The British capital is awash in Olympic ink – tattoo ink, that is.
At Olympic venues around London, competitors flaunt marks of blood, sweat, tears – and, hopefully, glory – on toned arms, hips and torsos.
But tattoos of the Olympic logo aren’t just for the world’s top athletes. Amateurs, performers at the opening ceremony and tourists as well have been inspired to get the Olympic spirit under their skin.
In the Olympic host city, tattoo parlours say they have been getting some extra business from athletes and people who are involved in the Games.
Many Olympians like to record their achievements or tell their life story through body art – and tattoos of the five rings are so common sometimes it seems that non-inked bodies are the minority.
The art is most visible on swimmers – Michael Phelps has the rings on his hip, and fellow Americans Ryan Lochte and Matthew Grevers both sport them on their biceps.
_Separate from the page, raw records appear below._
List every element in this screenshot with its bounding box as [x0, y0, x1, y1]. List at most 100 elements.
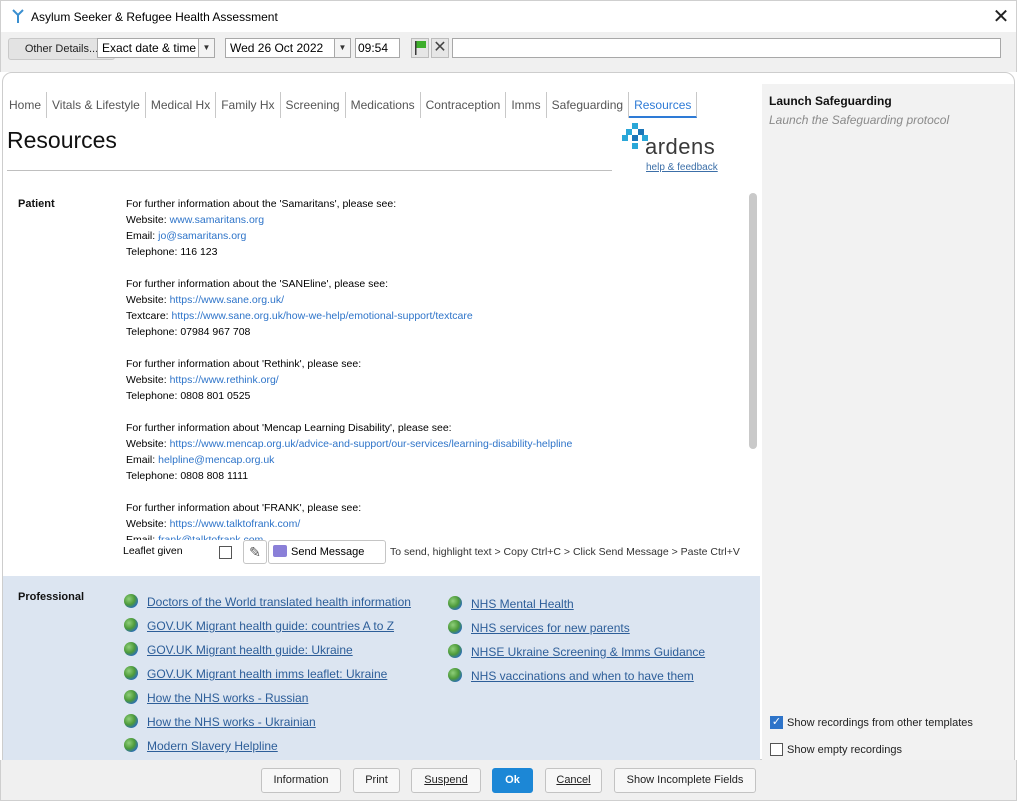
resource-line: Website: https://www.mencap.org.uk/advic…	[126, 436, 746, 452]
globe-icon	[124, 666, 138, 680]
tab-imms[interactable]: Imms	[506, 92, 547, 118]
tab-resources[interactable]: Resources	[629, 92, 698, 118]
suspend-button[interactable]: Suspend	[411, 768, 481, 793]
page-title: Resources	[7, 127, 117, 153]
resource-line: Website: https://www.sane.org.uk/	[126, 292, 746, 308]
tab-bar: Home Vitals & Lifestyle Medical Hx Family H…	[4, 92, 698, 118]
resource-line-key: Telephone:	[126, 326, 178, 338]
tab-family-hx[interactable]: Family Hx	[216, 92, 281, 118]
resource-line-key: Website:	[126, 294, 167, 306]
resource-line-key: Telephone:	[126, 390, 178, 402]
green-flag-icon	[415, 41, 426, 55]
notes-input[interactable]	[452, 38, 1001, 58]
resource-line-key: Website:	[126, 518, 167, 530]
resource-link[interactable]: helpline@mencap.org.uk	[158, 454, 274, 466]
globe-icon	[124, 642, 138, 656]
resource-link[interactable]: https://www.talktofrank.com/	[170, 518, 301, 530]
globe-icon	[124, 594, 138, 608]
resource-link[interactable]: https://www.rethink.org/	[170, 374, 279, 386]
resource-line-key: Textcare:	[126, 310, 169, 322]
resource-link[interactable]: www.samaritans.org	[170, 214, 265, 226]
resource-line: Website: www.samaritans.org	[126, 212, 746, 228]
resource-line: Telephone: 07984 967 708	[126, 324, 746, 340]
help-feedback-link[interactable]: help & feedback	[646, 162, 718, 173]
professional-link[interactable]: Modern Slavery Helpline	[147, 739, 278, 753]
professional-link[interactable]: NHS Mental Health	[471, 597, 574, 611]
send-message-hint: To send, highlight text > Copy Ctrl+C > …	[390, 546, 740, 558]
flag-button[interactable]	[411, 38, 429, 58]
cancel-button[interactable]: Cancel	[545, 768, 602, 793]
close-icon[interactable]: ✕	[986, 3, 1016, 31]
show-empty-recordings-checkbox[interactable]	[770, 743, 783, 756]
professional-link[interactable]: How the NHS works - Russian	[147, 691, 308, 705]
resource-line: Email: helpline@mencap.org.uk	[126, 452, 746, 468]
pencil-icon[interactable]: ✎	[243, 540, 267, 564]
title-divider	[7, 170, 612, 171]
tab-screening[interactable]: Screening	[281, 92, 346, 118]
professional-link[interactable]: NHS vaccinations and when to have them	[471, 669, 694, 683]
vertical-scrollbar[interactable]	[749, 193, 757, 449]
resource-line-key: Email:	[126, 534, 156, 540]
time-input[interactable]: 09:54	[355, 38, 400, 58]
show-empty-recordings-label: Show empty recordings	[787, 744, 902, 756]
window-title: Asylum Seeker & Refugee Health Assessmen…	[31, 10, 278, 24]
resource-link[interactable]: jo@samaritans.org	[158, 230, 246, 242]
chevron-down-icon: ▼	[334, 39, 350, 57]
resource-line-key: Website:	[126, 374, 167, 386]
show-incomplete-fields-button[interactable]: Show Incomplete Fields	[614, 768, 756, 793]
tab-home[interactable]: Home	[4, 92, 48, 118]
tab-vitals-lifestyle[interactable]: Vitals & Lifestyle	[47, 92, 146, 118]
resource-block: For further information about 'FRANK', p…	[126, 500, 746, 540]
resource-line: Telephone: 116 123	[126, 244, 746, 260]
globe-icon	[124, 714, 138, 728]
tab-safeguarding[interactable]: Safeguarding	[547, 92, 630, 118]
send-message-label: Send Message	[291, 546, 365, 558]
professional-link[interactable]: GOV.UK Migrant health guide: countries A…	[147, 619, 394, 633]
resource-value: 116 123	[180, 246, 218, 258]
resource-link[interactable]: https://www.mencap.org.uk/advice-and-sup…	[170, 438, 573, 450]
resource-line: Telephone: 0808 808 1111	[126, 468, 746, 484]
resource-intro: For further information about 'FRANK', p…	[126, 502, 362, 514]
professional-link[interactable]: How the NHS works - Ukrainian	[147, 715, 316, 729]
date-select[interactable]: Wed 26 Oct 2022 ▼	[225, 38, 351, 58]
resource-line: Email: frank@talktofrank.com	[126, 532, 746, 540]
professional-link[interactable]: NHS services for new parents	[471, 621, 630, 635]
send-message-button[interactable]: Send Message	[268, 540, 386, 564]
resource-intro: For further information about the 'Samar…	[126, 198, 397, 210]
resource-line: Website: https://www.talktofrank.com/	[126, 516, 746, 532]
information-button[interactable]: Information	[261, 768, 341, 793]
resource-value: 07984 967 708	[180, 326, 251, 338]
resource-line: Email: jo@samaritans.org	[126, 228, 746, 244]
resource-link[interactable]: https://www.sane.org.uk/how-we-help/emot…	[172, 310, 473, 322]
ok-button[interactable]: Ok	[492, 768, 533, 793]
app-logo-icon	[12, 9, 24, 23]
date-mode-select[interactable]: Exact date & time ▼	[97, 38, 215, 58]
resource-block: For further information about the 'SANEl…	[126, 276, 746, 340]
resource-line: Textcare: https://www.sane.org.uk/how-we…	[126, 308, 746, 324]
ardens-logo-text: ardens	[645, 134, 716, 159]
professional-link[interactable]: NHSE Ukraine Screening & Imms Guidance	[471, 645, 705, 659]
tab-medications[interactable]: Medications	[346, 92, 421, 118]
professional-link[interactable]: GOV.UK Migrant health guide: Ukraine	[147, 643, 353, 657]
show-other-recordings-checkbox[interactable]: ✓	[770, 716, 783, 729]
resource-intro: For further information about 'Mencap Le…	[126, 422, 452, 434]
launch-safeguarding-description: Launch the Safeguarding protocol	[769, 113, 950, 127]
launch-safeguarding-title[interactable]: Launch Safeguarding	[769, 94, 892, 108]
globe-icon	[448, 620, 462, 634]
print-button[interactable]: Print	[353, 768, 400, 793]
message-icon	[273, 545, 287, 557]
leaflet-given-checkbox[interactable]	[219, 546, 232, 559]
resource-line: Website: https://www.rethink.org/	[126, 372, 746, 388]
resource-line-key: Email:	[126, 230, 156, 242]
resource-link[interactable]: https://www.sane.org.uk/	[170, 294, 284, 306]
date-mode-value: Exact date & time	[102, 41, 197, 55]
professional-link[interactable]: GOV.UK Migrant health imms leaflet: Ukra…	[147, 667, 387, 681]
globe-icon	[448, 644, 462, 658]
resource-block: For further information about 'Rethink',…	[126, 356, 746, 404]
professional-link[interactable]: Doctors of the World translated health i…	[147, 595, 411, 609]
chevron-down-icon: ▼	[198, 39, 214, 57]
tab-medical-hx[interactable]: Medical Hx	[146, 92, 217, 118]
clear-icon[interactable]: ✕	[431, 38, 449, 58]
resource-intro: For further information about 'Rethink',…	[126, 358, 362, 370]
tab-contraception[interactable]: Contraception	[421, 92, 507, 118]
But the plain Olympic rings are the most popular choice for tourists and fans who want a permanent souvenir of their trip.
“They’re mainly Americans – there’s a hell of a lot of Americans in town,” said Darryl Gates, owner of Diamond Jacks, a Soho tattoo parlour.
Those considering getting an Olympic tattoo may want to stick to the simpler designs. One American visitor picked a more elaborate one and it will make her remember the London Games but for all the wrong reasons.
Jerri Peterson wanted to commemorate her moment as an Olympic torchbearer, but her artist, based in Georgia, misspelt Olympic. Her body art reads “Oylmpic Torch Bearer” instead.
“I looked at it and I was so disappointed. I called my husband and he giggled a little bit,” Peterson, from Atlanta, told the BBC after she carried the torch through the English town of Derby. “Then I started laughing about it and I’ve laughed ever since.”